Earlier this year, Mark Horowitz gave a talk at the 1st Berkeley Symposium on Energy Efficient Systems titled “Why Design Must Change: Rethinking Digital Design.” I did not have the chance to attend that symposium, but was lucky enough to attend an encore presentation by Mark a few days ago at the University of Texas, Austin as part of the Computer Architecture Seminar Series. If you don’t know who Mark Horowitz is then you truly must have been hiding underneath a rock. Suffice it to say he is pretty well regarded in the electrical engineering community, having received several best paper awards over the years, being the current chair of electrical engineering at Stanford University, and also having co-founded a little company called Rambus – so yes, when he speaks people generally tend to listen. The complete presentation slide as well as a recording of the Berkeley presentation can be found here . What follows below is quick summary of the talk and s few comments of my own.

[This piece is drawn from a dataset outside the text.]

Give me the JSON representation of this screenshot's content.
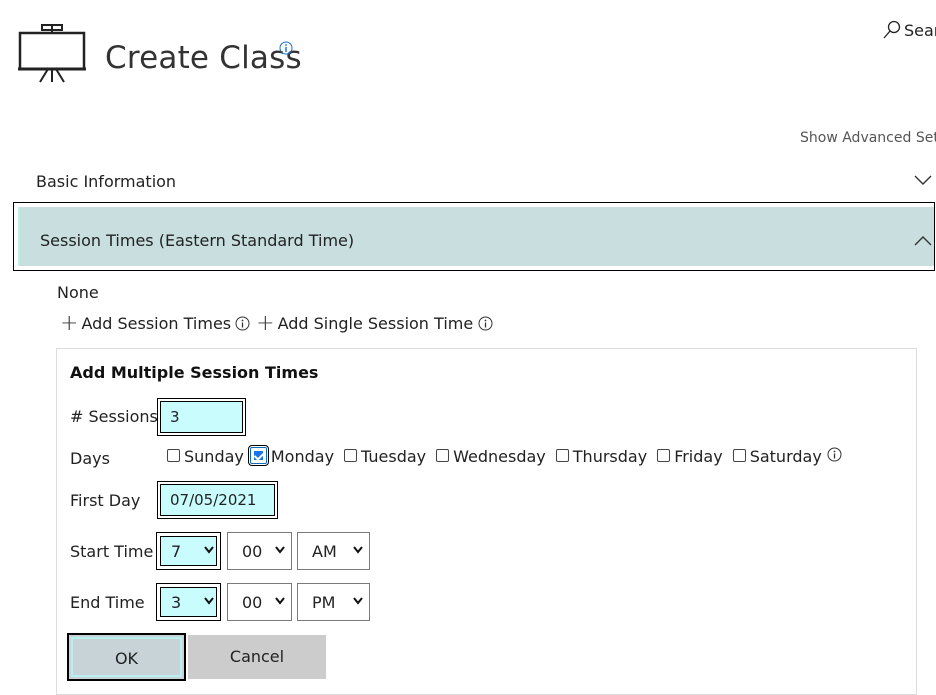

The main point around which the talk revolves is as follow: Design costs and power dissipation have over the last decades gone through the roof. The good news is that some of the major contributing factors such as die growth and super frequency scaling have somewhat stopped. The bad news is that voltage scaling has also hit some limits. As voltage seizes to scale downwards, our biggest tool for scaling energy becomes significantly less effective. Mark is not optimistic on overcoming these challenges since overcoming limitations set by fundamental physics is rather difficult. For example he is very concerned about the on/off current ratio, which is a valid concern, but with regards to that I’m fairly certain that for several of the upcoming process generations, the process engineers have quite a few neat tricks up their sleeves. Mark is convinced that while silicon is not going away any time soon, the growth rate is going slow down significantly and eventually we will think of silicon the same way think about concrete and steel. Thus, instead of hoping that the process guys will save the day, we really need to figure out how to use what we already have, and by this he means we need to figure out how to reduce the amount of waste in our systems.
Some of the waste stems from the fact that maybe we are simply doing more work than we really need to – after all, if we do less work we will need less energy. This of course, could be caused by the fact that we are using the wrong tool for the job, and thus are creating more work than needed. The fact is that for specific tasks ASIC designs are more efficient that DSPs/Vector Engines, which in turn are more efficient than CPUs. Unfortunately, ASICs while efficient are also prohibitively expensive and few markets can justify their use. Which brings us full-circle back to where we started a few paragraphs ago: designing specific chips that do what we need, and do it well while consuming little power is way too expensive. The solution: A chip generator. Now, before you panic and say we’ve been there and tried that, relax, Mark is not talking about silicon compilers, that will take your nicely written high-level C++ algorithm and convert it into a perfectly working, super power efficient silicon that has been verified automatically - a nice dream indeed.
Instead, the message that Mark is sending to the chip and SoC design houses is that the designs they are putting together are most likely not the optimal solutions for what applications the customers have in mind. Instead, he would prefer if these companies instead of trying to guess what the customers want should rather put their efforts into developing a chip generator that would allow the eventual consumer to configure the final SoC as needed. Want half the cache: no problem - want to eliminate some not needed IOs: no sweat - need to configure your memory differently to optimize the performance, or add some extra math processing: no sweat. Essentially, let the customer figure out what they need, and you just focus on developing a tool that will put it together for them. I have to admit Mark, this does sound fantastic indeed. As a matter of fact, it is something that occurred to me a while ago while working on several SoCs that were very similar, but not similar enough for some of our customers, and thus required separate design spins. The problem is that while the chip generator might be more feasible than a silicon compiler, it is still something immensely difficult to pull off.
For one thing, if chips are difficult to design, it is quite conceivable that to design something that will design these chips might be even more so – is it worth it? Also, while process scaling might slow down one day, and library updates might become less frequent, that day is not here yet. Once again, if migrating a chip from one process to another is a major undertaking, optimizing the generator for the next process might be more work then re-doing some designs while adding a few customer requested enhancements. I’ve worked on several tools that had to be ported to new processes and most of the time it took more work than was anticipated. Finally, parameterizing a few things here and there is probably possible, but making things you as a company own configurable and then ensuring that they will play nice with third party IP provided by other companies, that can also be parametrized, is another story. Don’t get me wrong, I completely agree with Mark’s vision, and I do think that the future does require what he is suggesting, but process scaling really needs to slow down significantly for this to happen, and that is simply not yet the case. Too bad I forgot to ask him about the time horizon that he had in mind for the chip generator to become a reality.